Amazing deer antlers — the hunters’ prize
The regular firearms deer season began last Saturday and will end on December 12. The statewide late archery and flintlock seasons begin December 26 and run through January 20. The late seasons last five days longer in three select wildlife management units in the Pittsburgh and Philadelphia areas.
People talk about hunting deer, but in truth, most deer hunters are buck hunters. Venison may be tasty and healthy food, but the major attraction for hunters is often the polished bone that adorns a buck’s head. Deer loose and re-grow a new set of antlers each year.
Male white-tailed deer grow antlers, not horns. Goats, sheep, cows and buffalo have horns. Antlers come in many shapes and sizes, but what causes this variety is often misunderstood.
The size and shape of a deer’s antlers are determined by four factors — age nutrition, heredity and health. The largest racks are produced when all four factors are favorable.
Bucks begin growing their first set of antlers in the spring — a little before their first birthday. The velvet-covered bone on top of a male fawn’s head heads usually grows slowly the first year. Most of the buck’s food energy and minerals are utilized during this period to nourish the other bones in his body and increase his body’s mass. This is why most yearling bucks living in the wild grow small antlers — with spikes and 4-points very common.
A buck in his second year of life can devote more energy to producing antlers — even more so in the buck’s third and fourth years. Generally speaking, the older the buck, the more massive the antlers. Antler restrictions protect some of the younger bucks, so on the average, antler size is now bigger in Pennsylvania. After five or six years of age, a buck’s antler size may begin to decline, with abnormal points often showing up.
On a deer farm, however, bucks can be fed large amounts of highly-nutritious food and grow a large set of antlers even as a one-and-a-half year-old. This does not happen in the wild.

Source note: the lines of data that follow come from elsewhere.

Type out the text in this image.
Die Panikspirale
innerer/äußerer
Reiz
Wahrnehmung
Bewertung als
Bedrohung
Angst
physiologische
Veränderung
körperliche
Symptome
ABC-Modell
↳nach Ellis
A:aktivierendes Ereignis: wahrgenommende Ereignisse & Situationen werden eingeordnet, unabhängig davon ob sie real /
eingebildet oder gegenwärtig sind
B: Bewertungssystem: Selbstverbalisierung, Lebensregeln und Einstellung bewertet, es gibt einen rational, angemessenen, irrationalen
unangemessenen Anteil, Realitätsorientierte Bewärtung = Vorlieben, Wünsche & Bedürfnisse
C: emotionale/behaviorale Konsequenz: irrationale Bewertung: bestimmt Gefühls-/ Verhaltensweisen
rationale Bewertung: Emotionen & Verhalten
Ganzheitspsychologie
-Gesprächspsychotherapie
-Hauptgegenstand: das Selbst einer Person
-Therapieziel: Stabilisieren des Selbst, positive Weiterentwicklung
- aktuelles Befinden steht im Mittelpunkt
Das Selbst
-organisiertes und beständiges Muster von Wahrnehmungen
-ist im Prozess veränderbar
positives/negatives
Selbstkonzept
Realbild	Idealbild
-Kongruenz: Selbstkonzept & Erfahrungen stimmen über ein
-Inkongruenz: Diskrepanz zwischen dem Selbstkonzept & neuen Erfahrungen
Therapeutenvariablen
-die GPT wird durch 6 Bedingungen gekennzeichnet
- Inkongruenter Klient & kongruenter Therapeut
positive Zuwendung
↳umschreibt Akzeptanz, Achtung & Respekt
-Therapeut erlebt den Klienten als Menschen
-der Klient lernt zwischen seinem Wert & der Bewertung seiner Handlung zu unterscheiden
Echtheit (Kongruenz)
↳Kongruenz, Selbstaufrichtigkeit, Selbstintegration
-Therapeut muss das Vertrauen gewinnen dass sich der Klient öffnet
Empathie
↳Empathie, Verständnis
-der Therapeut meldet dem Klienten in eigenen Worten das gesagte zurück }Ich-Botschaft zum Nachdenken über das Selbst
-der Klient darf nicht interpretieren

Deer antlers are high in calcium and phosphorus, so large amounts of these elements, along with protein and a generally calorie-rich diet, produce larger antlers. Calcium is a major ingredient in the lime that farmers spread on their fields and phosphorus is one of the three main ingredients in fertilizer, so it is no wonder that farm-country deer often have larger antlers than “mountain deer.” Some of Huntingdon County is a naturally limestone-rich area, so more calcium is available in the soil as well as in the food that deer naturally eat.
With almost any buck of any age, the more highly-nutritious food the deer receives, the bigger its antlers will grow.
The overall shape of a deer’s antlers is primarily controlled by heredity — the genes that the buck inherits from his mother and father. More has been learned about this factor in the past 30 years than ever before. This is largely due to the proliferation of farms that breed and raise deer for high-fence shooting operations. Those same deer farmers have also learned that the mother doe’s genetics is just as important as the father buck’s.
The shape of a set of antlers refers to the spread, rack height, presence of brow tines, length of tines and the presence of anything unusual — such as drop tines.
The spread is somewhat determined by the placement and angle of pedicels — the bony platforms from which the antlers grow. As a deer ages, growth in the skull plates move the pedicels farther apart — increasing the spread.
It sometimes helps to think of a deer’s genetics as its potential. A buck might have the genes to grow a perfectly-balanced 12-point trophy set of antlers, but it will need good food and at least three or four years of age to ever reach that in the wild.
On the other hand, poor antler genetics coupled with adequate age and food might result in a large-bodied buck having a massive four or six-point rack. I once watched a huge buck who was wearing a thick-beamed, wide spread, perfectly balanced 6-point set of antlers. Before I put my binoculars on him I was expecting to count 10 or 12 points.
It is unlikely that you would be a good football or tennis player if you were sick or injured. The same is true with a buck’s antlers. With other factors being equal, healthy deer will grow the largest antlers. It is also correct that a deer injured on one side of its body will often grow a deformed antler on the opposite side. A buck with an injured left leg will, the following year, grow a deformed antler on its right side.
The four factors of age, nutrition, heredity and health can work together to produce the trophy of a lifetime or produce a set of 2-inch spikes. Larger sets of anthers are much more common than they used to be because antler restrictions allow more buck to live longer. Maybe this will be your season to harvest that trophy buck.